How Outdoor Solar Lighting Works

Solar lights gather energy while the sun is out and store that energy in a battery. When the light sensor indicates that night has come, the solar lights use the battery's energy to power their lamps. Here's a brief nuts and bolts explanation of what's involved.

A basic solar light will have the following components:

  • Several solar cells for collecting the sunlight
  • A Nicad battery for storing that energy
  • An LED lamp for producing light at night
  • A photosensor to detect darkness
  • A compact controller board

All of this will be contained in a plastic or metal casing.

Solar cells are manufactured from silicon crystals and require clean room conditions. A single solar cell produces a maximum of 0.45 volts.
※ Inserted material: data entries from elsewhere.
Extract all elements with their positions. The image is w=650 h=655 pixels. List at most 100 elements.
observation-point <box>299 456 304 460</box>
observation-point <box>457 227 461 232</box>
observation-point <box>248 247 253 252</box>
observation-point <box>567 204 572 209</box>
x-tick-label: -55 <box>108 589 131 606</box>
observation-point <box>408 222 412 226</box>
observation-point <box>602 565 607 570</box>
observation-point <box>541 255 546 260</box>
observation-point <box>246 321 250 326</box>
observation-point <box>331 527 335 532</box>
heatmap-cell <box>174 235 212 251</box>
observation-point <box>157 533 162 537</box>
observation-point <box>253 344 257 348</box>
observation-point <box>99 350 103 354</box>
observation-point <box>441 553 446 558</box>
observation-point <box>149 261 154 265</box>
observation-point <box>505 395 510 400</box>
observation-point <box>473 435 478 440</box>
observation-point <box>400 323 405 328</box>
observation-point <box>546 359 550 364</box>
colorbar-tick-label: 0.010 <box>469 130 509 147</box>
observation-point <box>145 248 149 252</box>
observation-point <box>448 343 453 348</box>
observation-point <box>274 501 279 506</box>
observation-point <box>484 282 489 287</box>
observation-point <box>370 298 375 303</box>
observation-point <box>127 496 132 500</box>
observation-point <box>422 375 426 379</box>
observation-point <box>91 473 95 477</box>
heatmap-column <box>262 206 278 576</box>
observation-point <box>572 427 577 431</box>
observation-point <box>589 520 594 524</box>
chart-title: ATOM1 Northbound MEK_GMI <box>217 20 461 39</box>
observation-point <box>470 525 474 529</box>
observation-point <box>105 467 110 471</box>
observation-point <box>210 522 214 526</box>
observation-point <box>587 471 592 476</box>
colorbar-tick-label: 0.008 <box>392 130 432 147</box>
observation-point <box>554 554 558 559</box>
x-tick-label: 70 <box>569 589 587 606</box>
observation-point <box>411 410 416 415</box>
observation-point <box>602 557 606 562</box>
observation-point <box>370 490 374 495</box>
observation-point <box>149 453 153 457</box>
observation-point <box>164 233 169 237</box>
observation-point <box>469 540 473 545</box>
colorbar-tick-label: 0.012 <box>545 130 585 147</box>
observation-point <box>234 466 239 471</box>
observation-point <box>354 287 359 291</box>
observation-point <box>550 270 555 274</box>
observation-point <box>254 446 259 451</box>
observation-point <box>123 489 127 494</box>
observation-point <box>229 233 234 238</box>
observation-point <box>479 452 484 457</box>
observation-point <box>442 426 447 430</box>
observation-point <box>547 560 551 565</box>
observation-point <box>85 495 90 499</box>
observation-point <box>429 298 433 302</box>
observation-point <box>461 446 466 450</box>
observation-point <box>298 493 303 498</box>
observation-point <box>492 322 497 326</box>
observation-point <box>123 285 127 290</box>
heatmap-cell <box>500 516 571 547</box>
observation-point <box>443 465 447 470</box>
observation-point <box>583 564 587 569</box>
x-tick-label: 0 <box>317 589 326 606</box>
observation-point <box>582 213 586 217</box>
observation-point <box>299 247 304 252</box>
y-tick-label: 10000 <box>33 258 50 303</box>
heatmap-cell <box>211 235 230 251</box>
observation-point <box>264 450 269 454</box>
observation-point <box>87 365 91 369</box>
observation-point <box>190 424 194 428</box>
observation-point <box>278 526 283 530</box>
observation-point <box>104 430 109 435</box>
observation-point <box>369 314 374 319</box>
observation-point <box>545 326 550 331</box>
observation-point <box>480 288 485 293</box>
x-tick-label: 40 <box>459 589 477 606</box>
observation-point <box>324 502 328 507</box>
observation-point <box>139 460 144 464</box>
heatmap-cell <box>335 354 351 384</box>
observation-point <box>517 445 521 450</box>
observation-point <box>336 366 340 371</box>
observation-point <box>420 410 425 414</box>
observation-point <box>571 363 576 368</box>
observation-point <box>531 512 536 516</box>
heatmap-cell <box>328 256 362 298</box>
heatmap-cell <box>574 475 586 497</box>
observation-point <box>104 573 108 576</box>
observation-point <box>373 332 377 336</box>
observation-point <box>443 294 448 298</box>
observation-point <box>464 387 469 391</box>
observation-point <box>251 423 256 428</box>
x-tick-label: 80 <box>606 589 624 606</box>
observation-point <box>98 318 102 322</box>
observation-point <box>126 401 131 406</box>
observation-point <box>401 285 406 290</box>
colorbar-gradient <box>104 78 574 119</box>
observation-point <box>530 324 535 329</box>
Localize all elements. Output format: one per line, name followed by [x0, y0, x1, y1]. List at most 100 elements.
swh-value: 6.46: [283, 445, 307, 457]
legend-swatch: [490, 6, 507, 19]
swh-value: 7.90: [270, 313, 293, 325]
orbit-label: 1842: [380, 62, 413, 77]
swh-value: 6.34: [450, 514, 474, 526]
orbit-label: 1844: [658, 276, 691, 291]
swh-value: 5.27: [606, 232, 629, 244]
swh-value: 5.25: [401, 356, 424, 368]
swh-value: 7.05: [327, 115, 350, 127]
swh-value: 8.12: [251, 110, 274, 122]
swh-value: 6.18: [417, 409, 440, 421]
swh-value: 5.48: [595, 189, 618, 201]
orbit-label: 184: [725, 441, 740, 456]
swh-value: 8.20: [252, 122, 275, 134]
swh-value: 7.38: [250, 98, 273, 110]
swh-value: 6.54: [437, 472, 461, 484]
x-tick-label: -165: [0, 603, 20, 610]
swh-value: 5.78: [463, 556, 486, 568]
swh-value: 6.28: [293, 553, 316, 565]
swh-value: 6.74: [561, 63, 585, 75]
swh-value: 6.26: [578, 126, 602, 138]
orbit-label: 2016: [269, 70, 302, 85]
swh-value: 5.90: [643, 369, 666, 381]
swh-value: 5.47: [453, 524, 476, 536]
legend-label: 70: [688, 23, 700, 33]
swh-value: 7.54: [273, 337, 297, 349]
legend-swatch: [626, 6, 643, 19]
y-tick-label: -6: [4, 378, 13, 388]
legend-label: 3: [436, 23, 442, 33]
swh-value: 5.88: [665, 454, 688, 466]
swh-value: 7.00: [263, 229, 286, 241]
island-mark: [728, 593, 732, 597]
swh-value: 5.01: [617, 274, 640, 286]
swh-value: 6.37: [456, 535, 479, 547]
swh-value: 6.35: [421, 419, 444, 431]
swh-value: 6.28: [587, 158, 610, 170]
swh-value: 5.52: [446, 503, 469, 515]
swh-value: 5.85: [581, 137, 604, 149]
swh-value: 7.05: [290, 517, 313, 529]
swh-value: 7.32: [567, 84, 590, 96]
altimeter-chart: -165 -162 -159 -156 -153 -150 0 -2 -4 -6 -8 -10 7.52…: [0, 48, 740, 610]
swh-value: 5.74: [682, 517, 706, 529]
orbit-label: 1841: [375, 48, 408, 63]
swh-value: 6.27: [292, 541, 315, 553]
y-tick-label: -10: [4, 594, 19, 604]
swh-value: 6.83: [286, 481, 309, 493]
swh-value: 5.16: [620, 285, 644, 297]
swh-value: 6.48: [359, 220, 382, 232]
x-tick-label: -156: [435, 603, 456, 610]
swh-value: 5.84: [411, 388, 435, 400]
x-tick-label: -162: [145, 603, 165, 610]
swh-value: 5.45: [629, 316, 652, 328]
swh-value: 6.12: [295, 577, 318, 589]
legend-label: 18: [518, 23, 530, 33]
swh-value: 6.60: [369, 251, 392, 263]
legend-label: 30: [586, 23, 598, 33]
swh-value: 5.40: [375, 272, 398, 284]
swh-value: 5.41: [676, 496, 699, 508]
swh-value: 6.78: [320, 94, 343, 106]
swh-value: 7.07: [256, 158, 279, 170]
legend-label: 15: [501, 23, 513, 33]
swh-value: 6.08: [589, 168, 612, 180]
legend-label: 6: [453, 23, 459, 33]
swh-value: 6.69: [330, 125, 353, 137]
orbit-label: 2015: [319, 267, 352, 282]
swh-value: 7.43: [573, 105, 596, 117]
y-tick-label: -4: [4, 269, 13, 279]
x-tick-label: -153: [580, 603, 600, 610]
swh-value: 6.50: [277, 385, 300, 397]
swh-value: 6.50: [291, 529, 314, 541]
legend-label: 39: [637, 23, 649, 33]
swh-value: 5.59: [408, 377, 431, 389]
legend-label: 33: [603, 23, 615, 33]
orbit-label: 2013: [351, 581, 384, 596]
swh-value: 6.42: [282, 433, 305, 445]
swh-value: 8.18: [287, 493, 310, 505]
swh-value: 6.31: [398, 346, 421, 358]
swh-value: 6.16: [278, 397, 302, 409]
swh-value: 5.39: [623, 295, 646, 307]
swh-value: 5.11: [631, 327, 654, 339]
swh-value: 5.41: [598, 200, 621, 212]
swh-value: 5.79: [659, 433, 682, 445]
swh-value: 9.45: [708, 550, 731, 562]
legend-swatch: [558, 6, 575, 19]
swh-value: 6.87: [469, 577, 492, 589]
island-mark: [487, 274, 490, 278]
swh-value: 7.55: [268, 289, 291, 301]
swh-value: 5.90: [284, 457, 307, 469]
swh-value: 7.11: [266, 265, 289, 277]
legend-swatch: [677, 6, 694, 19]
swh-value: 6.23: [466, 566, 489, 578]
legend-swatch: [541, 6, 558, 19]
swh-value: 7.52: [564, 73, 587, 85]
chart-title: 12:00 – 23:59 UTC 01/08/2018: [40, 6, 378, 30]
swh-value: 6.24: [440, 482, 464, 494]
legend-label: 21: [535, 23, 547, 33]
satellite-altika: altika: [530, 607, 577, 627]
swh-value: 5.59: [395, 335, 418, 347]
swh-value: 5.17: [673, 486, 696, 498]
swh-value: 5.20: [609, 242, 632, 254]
The current will vary depending on the size of the cell and the amount of light it receives. To produce a useable voltage, typically, your lamp will need four cells wired in series.

These solar cells connect to the battery through a diode. This prevents the current from running the other way when the cells stop gathering energy at night. The battery, a standard 1.2 volt AA Nicad, can store about 700 milliamp-hours. During the day, the battery charges up off the energy collected by the solar cell. Except on overcast days and perhaps the shortest days of winter, the battery will reach its maximum charge by dusk.

When dusk comes, the photosensor sends a message to the controller board that it's time to turn on the lamp. The controller board handles power from the solar cell and the battery and sends that power to the lamp via a three-transistor circuit.

A typical LED lamp draws about 45 milliamps from the Nicad battery. This produces about half the light of a standard candle. More powerful lamps may also include a halogen flashlight bulb. If the Nicad battery is fully charged, it can operate the lamp for about 15 hours. If daylight comes before the 15 hours are over, the battery gets a head start on that day's job of storing energy up for the night.